C'est ainsi que l'on passa d'une économie fondée sur la recherche de « richesse réelle » à une économie fondée sur la recherche du profit financier.|

 

 UN INDICATEUR « D'ALCHIMIE À L'ENVERS », OU COMMENT TRANSFORMER L'OR EN PLOMB !

La vraie richesse d'un pays, quel qu'il soit, c'est son peuple, son sol, sa faune, sa flore, son eau, son climat, ses ressources minières, sa culture, ses traditions, ses infrastructures, ses services, etc. Tout être humain est naturellement poussé à valoriser ses atouts en vue d'un meilleur bien-être et c'est ce à quoi il tente de s'employer au quotidien pour se faire une « place au soleil ». Mais l'économie, ne sachant pas additionner des carottes avec des cours d'histoire ou des gardes d'enfants, se borne à n'additionner que la valeur financière de ces « richesses ». A fortiori, elle est incapable de prendre en compte le plaisir d'apprendre, la beauté d'un paysage ou le bonheur d'être en pleine santé ou en harmonie avec ses voisins. Elle se limite donc à additionner des flux d'argent, d'où elle tire un indicateur sensé traduire la « réalité » de la richesse. C'est le PIB (produit intérieur brut).

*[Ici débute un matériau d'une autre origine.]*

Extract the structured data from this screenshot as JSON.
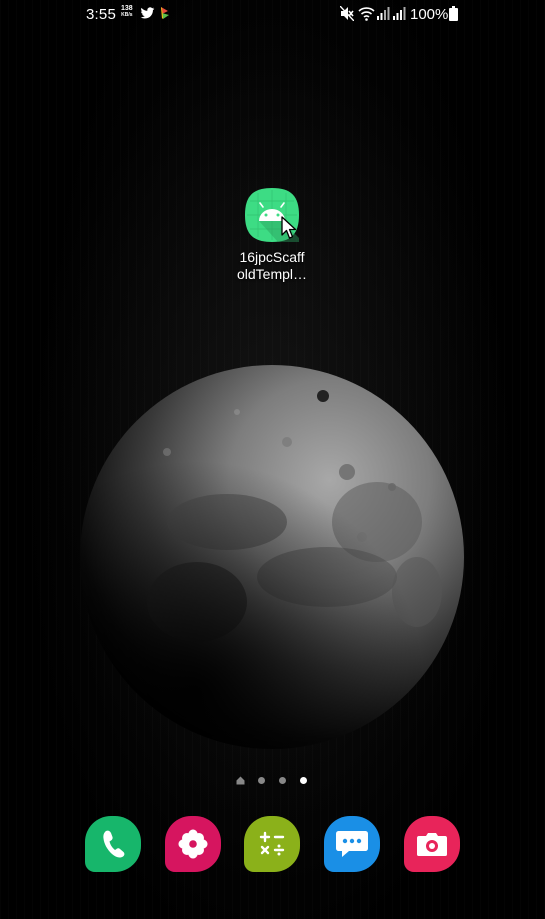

Hit-parade de la réussite. « Les puissances » comme on dit, sont celles qui ont le plus gros PIB par habitant, symbole de leur prospérité, de leur savoir-faire, de leur « supériorité ». Le PIB est l'indicateur de bonne (ou mauvaise) santé économique; c'est le thermomètre de l'économie, et plus « la température » monte, mieux c'est.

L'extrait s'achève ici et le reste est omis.